FY18 | FY19 | FY20 | FY21 | Average | ||
Earnings per Share ($) | 1.01 | 1.20 | 1.14 | 1.92 | ||
Average Market Price ($) | 14.4 | 12.7 | 10.0 | 14.2 | ||
Historical P/E | 14.3x | 10.6x | 8.8x | 7.4x | 10.3x | |
Source: Company Financials, Yahoo Finance, Author’s Estimates |
Multiplying the average P/E multiple with the forecast earnings per share of $2.73 gives a target price of $28.1 for the end of 2023. This price target implies a 45.9% upside from the November 3 closing price.
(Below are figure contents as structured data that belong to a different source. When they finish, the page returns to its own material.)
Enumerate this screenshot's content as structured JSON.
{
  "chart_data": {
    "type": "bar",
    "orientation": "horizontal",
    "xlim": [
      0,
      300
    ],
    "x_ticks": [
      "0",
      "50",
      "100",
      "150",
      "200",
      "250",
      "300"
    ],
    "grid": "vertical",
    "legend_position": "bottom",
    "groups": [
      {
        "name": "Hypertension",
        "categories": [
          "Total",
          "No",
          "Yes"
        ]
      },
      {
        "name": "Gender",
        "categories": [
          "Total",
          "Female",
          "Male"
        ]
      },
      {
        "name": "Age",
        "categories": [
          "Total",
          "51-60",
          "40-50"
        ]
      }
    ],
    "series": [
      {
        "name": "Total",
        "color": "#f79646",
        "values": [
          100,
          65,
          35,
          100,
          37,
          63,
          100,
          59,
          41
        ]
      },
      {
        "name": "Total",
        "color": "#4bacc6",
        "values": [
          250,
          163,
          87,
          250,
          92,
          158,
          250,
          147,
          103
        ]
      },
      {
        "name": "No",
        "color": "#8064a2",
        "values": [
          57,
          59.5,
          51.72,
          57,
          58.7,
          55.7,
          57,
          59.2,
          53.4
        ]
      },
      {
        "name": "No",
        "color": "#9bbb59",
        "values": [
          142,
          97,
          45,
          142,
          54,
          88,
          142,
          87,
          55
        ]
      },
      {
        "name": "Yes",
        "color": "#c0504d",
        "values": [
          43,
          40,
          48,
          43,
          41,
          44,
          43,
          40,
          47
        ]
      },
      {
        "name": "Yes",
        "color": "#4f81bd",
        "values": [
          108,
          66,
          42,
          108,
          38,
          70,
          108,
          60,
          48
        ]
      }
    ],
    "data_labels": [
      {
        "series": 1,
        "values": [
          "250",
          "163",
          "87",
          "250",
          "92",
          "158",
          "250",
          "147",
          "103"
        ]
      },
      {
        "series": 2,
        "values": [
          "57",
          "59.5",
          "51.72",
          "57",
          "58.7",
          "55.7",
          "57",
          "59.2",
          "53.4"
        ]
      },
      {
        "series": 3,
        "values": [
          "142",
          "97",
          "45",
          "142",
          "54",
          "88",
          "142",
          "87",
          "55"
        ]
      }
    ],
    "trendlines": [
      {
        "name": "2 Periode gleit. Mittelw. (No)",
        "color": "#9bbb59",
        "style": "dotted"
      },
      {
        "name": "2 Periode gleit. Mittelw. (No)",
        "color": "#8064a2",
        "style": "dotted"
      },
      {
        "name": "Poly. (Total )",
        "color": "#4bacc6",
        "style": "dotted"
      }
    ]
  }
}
The following table shows the sensitivity of the target price to the P/E ratio.
P/E Multiple | 8.3x | 9.3x | 10.3x | 11.3x | 12.3x |
EPS 2023 ($) | 2.73 | 2.73 | 2.73 | 2.73 | 2.73 |
Target Price ($) | 22.6 | 25.4 | 28.1 | 30.8 | 33.6 |
Market Price ($) | 19.3 | 19.3 | 19.3 | 19.3 | 19.3 |
Upside/(Downside) | 17.5% | 31.7% | 45.9% | 60.1% | 74.3% |
Source: Author’s Estimates |
Equally weighting the target prices from the two valuation methods gives a combined target price of $22.7, which implies an 18.1% upside from the current market price. Adding the forward dividend yield gives a total expected return of 21.4%. Hence, I’m maintaining a buy rating on BCB Bancorp.